Wednesday, October 12, 2011

Jobs report stinks just a little

The markets are up a little on the news that there was a fairly good monthly jobs report from the Department of Labor last Friday. But on closer examination, I think it just stinks a little. While the private sector did create 137,000 new jobs, which is almost good (remember, we need 200,000 per month to recover), manufacturing lost 13,000. While we did make some headway last spring, overall these past 12 months, the progress has not been goodLink at all. Recovery in total private sector jobs has been less than half of what is needed, and manufacturing is in about the same boat. So, while we are not being dragged into a second recession, we are not pulling out of this one either.

In addition, average hourly earnings has remained pretty stagnant also. While food and energy prices have gone up about 10% (very rough estimate) over the past 3 years (the reason they tell you there is no inflation is they measure your pay, not prices), wages have remained nearly the same.
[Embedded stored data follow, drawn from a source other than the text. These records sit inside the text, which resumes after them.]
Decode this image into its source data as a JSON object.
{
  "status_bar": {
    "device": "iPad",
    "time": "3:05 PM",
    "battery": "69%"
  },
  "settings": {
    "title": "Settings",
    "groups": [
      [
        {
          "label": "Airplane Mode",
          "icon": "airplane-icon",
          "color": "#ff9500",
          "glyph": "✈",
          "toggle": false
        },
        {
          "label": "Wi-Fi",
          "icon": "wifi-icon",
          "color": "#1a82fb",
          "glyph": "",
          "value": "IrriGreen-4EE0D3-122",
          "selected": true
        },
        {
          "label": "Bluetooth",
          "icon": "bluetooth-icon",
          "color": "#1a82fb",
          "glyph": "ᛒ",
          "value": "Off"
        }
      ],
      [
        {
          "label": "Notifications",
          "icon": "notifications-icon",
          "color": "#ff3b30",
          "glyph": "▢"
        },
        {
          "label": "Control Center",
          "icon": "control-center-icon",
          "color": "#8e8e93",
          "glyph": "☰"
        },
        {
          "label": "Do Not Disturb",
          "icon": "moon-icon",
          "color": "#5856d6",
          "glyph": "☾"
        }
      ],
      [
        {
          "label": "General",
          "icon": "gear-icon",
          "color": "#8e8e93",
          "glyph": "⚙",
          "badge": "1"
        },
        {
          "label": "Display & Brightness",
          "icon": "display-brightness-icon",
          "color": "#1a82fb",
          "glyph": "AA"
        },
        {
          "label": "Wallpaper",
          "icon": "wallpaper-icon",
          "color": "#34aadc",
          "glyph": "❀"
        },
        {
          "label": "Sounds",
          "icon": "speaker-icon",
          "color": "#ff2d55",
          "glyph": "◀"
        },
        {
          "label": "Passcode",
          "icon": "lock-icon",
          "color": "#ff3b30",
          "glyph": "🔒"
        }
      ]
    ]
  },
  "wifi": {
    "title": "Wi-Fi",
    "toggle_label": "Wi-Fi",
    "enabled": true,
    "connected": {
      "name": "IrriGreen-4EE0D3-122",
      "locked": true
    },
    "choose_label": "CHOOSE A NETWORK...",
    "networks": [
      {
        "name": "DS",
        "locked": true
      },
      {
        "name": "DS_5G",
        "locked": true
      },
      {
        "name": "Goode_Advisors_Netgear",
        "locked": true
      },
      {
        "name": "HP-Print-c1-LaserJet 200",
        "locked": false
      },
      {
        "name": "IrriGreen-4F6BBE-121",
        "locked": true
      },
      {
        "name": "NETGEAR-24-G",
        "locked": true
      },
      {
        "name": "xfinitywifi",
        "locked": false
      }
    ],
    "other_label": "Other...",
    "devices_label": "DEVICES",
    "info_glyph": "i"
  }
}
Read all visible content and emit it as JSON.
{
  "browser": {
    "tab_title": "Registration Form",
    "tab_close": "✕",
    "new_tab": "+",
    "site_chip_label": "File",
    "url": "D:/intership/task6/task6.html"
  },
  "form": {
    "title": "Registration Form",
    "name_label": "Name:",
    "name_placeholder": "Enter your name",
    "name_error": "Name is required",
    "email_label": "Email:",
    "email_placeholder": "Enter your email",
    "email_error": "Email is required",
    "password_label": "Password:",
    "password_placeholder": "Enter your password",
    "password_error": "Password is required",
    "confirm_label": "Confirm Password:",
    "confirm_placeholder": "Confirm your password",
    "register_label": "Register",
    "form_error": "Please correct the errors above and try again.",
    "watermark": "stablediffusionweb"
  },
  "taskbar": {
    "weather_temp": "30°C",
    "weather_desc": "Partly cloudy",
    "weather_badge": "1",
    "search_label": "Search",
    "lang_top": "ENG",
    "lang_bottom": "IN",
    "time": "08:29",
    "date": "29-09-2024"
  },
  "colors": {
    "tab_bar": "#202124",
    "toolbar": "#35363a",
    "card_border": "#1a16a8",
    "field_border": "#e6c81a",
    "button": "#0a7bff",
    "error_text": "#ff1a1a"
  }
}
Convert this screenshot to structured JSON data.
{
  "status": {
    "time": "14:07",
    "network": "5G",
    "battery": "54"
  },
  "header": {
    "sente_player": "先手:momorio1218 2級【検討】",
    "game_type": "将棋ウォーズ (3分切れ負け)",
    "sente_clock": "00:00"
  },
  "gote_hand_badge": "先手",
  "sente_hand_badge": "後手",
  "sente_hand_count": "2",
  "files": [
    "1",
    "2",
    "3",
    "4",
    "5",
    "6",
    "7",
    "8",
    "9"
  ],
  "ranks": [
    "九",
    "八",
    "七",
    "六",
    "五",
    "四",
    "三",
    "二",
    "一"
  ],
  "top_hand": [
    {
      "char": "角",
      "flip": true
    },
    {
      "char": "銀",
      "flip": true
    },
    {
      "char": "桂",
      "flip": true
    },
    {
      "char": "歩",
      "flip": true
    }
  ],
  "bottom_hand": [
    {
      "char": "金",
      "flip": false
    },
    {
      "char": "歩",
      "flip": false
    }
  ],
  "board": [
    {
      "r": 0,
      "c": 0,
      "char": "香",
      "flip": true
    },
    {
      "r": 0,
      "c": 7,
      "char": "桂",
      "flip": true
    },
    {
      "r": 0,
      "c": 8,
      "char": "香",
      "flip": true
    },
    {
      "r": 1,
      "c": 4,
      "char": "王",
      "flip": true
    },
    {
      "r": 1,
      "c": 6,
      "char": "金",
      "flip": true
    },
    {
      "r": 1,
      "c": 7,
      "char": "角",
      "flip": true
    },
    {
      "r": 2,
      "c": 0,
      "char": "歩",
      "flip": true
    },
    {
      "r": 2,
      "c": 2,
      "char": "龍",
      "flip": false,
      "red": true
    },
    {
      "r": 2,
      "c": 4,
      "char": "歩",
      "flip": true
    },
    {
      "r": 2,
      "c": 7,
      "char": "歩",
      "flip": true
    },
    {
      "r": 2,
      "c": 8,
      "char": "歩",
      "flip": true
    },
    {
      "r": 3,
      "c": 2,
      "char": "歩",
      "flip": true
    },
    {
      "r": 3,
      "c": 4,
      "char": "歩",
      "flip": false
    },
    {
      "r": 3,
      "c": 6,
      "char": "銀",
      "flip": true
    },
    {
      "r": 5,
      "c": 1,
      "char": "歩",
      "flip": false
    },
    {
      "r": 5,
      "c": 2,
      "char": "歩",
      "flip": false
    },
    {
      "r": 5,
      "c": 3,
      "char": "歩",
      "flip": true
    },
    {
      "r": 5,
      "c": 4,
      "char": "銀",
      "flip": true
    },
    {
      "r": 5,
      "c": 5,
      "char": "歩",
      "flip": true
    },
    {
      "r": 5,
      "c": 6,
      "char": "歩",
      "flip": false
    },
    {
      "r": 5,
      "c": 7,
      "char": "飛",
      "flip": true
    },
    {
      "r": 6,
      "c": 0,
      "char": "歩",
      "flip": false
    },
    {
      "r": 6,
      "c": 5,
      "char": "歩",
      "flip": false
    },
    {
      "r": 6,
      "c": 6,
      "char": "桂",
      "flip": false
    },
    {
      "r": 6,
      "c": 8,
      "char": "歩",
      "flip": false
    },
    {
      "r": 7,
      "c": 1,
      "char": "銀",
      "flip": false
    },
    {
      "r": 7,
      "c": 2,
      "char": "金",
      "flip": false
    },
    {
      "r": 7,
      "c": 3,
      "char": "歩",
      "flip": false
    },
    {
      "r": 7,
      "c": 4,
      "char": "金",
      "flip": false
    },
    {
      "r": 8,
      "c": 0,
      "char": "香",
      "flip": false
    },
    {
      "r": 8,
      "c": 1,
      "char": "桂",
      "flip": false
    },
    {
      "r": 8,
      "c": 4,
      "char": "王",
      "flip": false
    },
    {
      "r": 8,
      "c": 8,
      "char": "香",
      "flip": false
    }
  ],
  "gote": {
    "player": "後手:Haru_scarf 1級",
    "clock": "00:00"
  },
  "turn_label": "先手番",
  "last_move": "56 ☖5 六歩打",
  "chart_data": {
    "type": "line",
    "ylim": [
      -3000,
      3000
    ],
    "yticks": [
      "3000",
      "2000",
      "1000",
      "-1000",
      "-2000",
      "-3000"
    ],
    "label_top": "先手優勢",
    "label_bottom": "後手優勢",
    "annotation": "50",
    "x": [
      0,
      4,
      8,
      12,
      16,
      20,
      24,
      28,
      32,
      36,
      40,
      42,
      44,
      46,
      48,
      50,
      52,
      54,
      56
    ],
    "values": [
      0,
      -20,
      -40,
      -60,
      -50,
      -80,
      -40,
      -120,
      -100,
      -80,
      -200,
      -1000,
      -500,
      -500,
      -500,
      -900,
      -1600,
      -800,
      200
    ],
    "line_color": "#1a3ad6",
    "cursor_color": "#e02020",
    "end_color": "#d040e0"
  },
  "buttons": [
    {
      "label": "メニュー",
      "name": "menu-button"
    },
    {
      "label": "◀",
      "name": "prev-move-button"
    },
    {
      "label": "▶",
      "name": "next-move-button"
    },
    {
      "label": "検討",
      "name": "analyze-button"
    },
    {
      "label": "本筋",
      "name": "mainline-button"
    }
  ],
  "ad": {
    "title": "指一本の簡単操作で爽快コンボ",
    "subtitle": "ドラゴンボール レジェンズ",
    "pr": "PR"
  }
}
This means that even if you do have a job, things are not getting better.

As if all that is not enough, President Obama has proposed a half billion dollar "stimulus" plan that will likely act like throwing an anchor off the back of a boat. Sure the boat will move forwards from the stimulus caused by throwing the anchor, but then the anchor will be a drag for years to come.

The only good news about all this stagnant economic stuff (that is, if you have a steady job) is that gas prices won't be rising much in the next few months.

Meanwhile, copper, which I use as a forecaster of where manufacturing is going, has lost about 20% of its value. This is a bad thing. Since manufacturing is a large user of copper, it means manufacturing is slowing down. No matter what the ISM index says, if copper use is down, manufacturing is, or will be, slowing down. At least that is what happened in the past. It isn't that I have a crystal ball, but I have seen this before.

Some people have been saying the price of silver crashed but really all it did was lose some gains it made this past couple of years that were completely out of line with how much silver should cost. It is still over priced, if you ask me, but then again, I have said gold was over priced for five out of the last five years.

A predicted shortage of cotton has failed to materialize at this time, so goods made with cotton will remain economical for the next several months.

Other good news is, as I mentioned a couple of weeks ago, the anticipated worldwide famine will not develop. Not because food production is all that much better, but because it turns out that the quantity of food wasted in more affluent countries is just simply colossal, and that can absorb the losses, with just a 10% to 20% rise in prices. I will likely be writing more on famines, epidemics and other disasters soon, though, as they are not going to go away.